I was asked late last year to lead an “AI Evaluation” project to explore possible use cases for our developer teams.

Our CTO had drunk the AI Kool-Aid and was all giddy about the things he was seeing in his Twitter feed, and having massive FOMO that we were somehow “missing out”.

(I’m not anti-AI, but I also have found the limits of its usefulness at this point, coupled with the fact that churning out code faster isn’t actually our biggest problem - spoiler alert: it’s getting consensus on what to build that’s our bottleneck. Once we unleash our devs on a problem, they have no issues cranking out high quality code, very quickly)

As predicted, results of the evaluation were mixed. Useful in some areas (explaining/summarising things, assisting with brainstorming, writing tests etc.), but very poor in other areas, to the point where you spend more time verifying its output is actually correct than you would have spent doing it yourself.

Apart from doing the grunt work on massive amounts of data, I don’t really see much use for AI for a few years yet.

Having basic AI like Copilot replace meeting minute takers alone makes it worthwhile. No I will not be attending your 2am meeting, I will query the recap.

This is what we’re using it for and with caveats, it works extremely well.

I work in the selling of people business (consultancy), and some people just cannot write, or they think 3000 bullet points are perfectly fine to have on their CV.
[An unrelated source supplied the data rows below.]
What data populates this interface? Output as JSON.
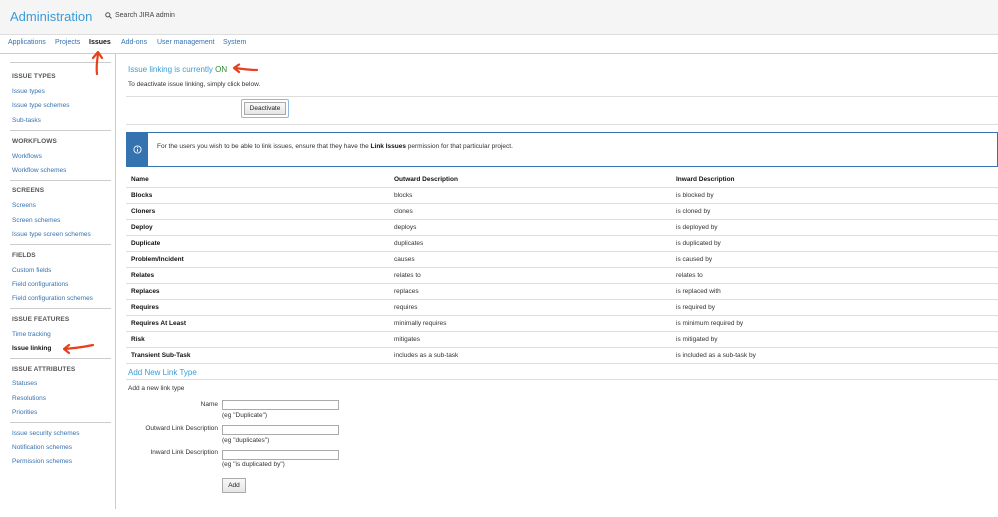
{
  "header": {
    "title": "Administration",
    "search_placeholder": "Search JIRA admin"
  },
  "nav": {
    "items": [
      "Applications",
      "Projects",
      "Issues",
      "Add-ons",
      "User management",
      "System"
    ]
  },
  "sidebar": {
    "sections": [
      {
        "heading": "ISSUE TYPES",
        "items": [
          "Issue types",
          "Issue type schemes",
          "Sub-tasks"
        ]
      },
      {
        "heading": "WORKFLOWS",
        "items": [
          "Workflows",
          "Workflow schemes"
        ]
      },
      {
        "heading": "SCREENS",
        "items": [
          "Screens",
          "Screen schemes",
          "Issue type screen schemes"
        ]
      },
      {
        "heading": "FIELDS",
        "items": [
          "Custom fields",
          "Field configurations",
          "Field configuration schemes"
        ]
      },
      {
        "heading": "ISSUE FEATURES",
        "items": [
          "Time tracking",
          "Issue linking"
        ]
      },
      {
        "heading": "ISSUE ATTRIBUTES",
        "items": [
          "Statuses",
          "Resolutions",
          "Priorities"
        ]
      },
      {
        "heading": "",
        "items": [
          "Issue security schemes",
          "Notification schemes",
          "Permission schemes"
        ]
      }
    ]
  },
  "linking": {
    "title_prefix": "Issue linking is currently",
    "status": "ON",
    "instruction": "To deactivate issue linking, simply click below.",
    "deactivate_label": "Deactivate"
  },
  "info": {
    "text_before": "For the users you wish to be able to link issues, ensure that they have the",
    "text_bold": "Link Issues",
    "text_after": "permission for that particular project."
  },
  "table": {
    "headers": [
      "Name",
      "Outward Description",
      "Inward Description"
    ],
    "rows": [
      [
        "Blocks",
        "blocks",
        "is blocked by"
      ],
      [
        "Cloners",
        "clones",
        "is cloned by"
      ],
      [
        "Deploy",
        "deploys",
        "is deployed by"
      ],
      [
        "Duplicate",
        "duplicates",
        "is duplicated by"
      ],
      [
        "Problem/Incident",
        "causes",
        "is caused by"
      ],
      [
        "Relates",
        "relates to",
        "relates to"
      ],
      [
        "Replaces",
        "replaces",
        "is replaced with"
      ],
      [
        "Requires",
        "requires",
        "is required by"
      ],
      [
        "Requires At Least",
        "minimally requires",
        "is minimum required by"
      ],
      [
        "Risk",
        "mitigates",
        "is mitigated by"
      ],
      [
        "Transient Sub-Task",
        "includes as a sub-task",
        "is included as a sub-task by"
      ]
    ]
  },
  "add_form": {
    "title": "Add New Link Type",
    "subtitle": "Add a new link type",
    "name_label": "Name",
    "name_hint": "(eg \"Duplicate\")",
    "outward_label": "Outward Link Description",
    "outward_hint": "(eg \"duplicates\")",
    "inward_label": "Inward Link Description",
    "inward_hint": "(eg \"is duplicated by\")",
    "add_label": "Add"
  },
  "colors": {
    "link": "#3572b0",
    "accent": "#3b9bd6",
    "on": "#2e8b2e",
    "annotation_arrow": "#e8401c"
  }
}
Rather than spend 40 minutes banging my head against a desk, I can get my extremely helpful minions to use AI to turn it into a narrative and then review what it has done - that is, making sure it actually represents what was in the bullet points - then adjust as necessary for our corporate writing style etc. It can be a really useful time saver in certain situations.

It’s also okay at providing a framework for concepts. Say you need to develop a customer success plan, but have no idea where to start? Ask for said framework and the key elements - then you can talk to the 10 or so items it’ll come back with, or just take what you think you’ll need.

These are what I’d consider useful parlour tricks, that can genuinely save time. BUT, you need to interpret what it spits out, and really run over the content with an eagle eye or you will trip, fall and smash your face in.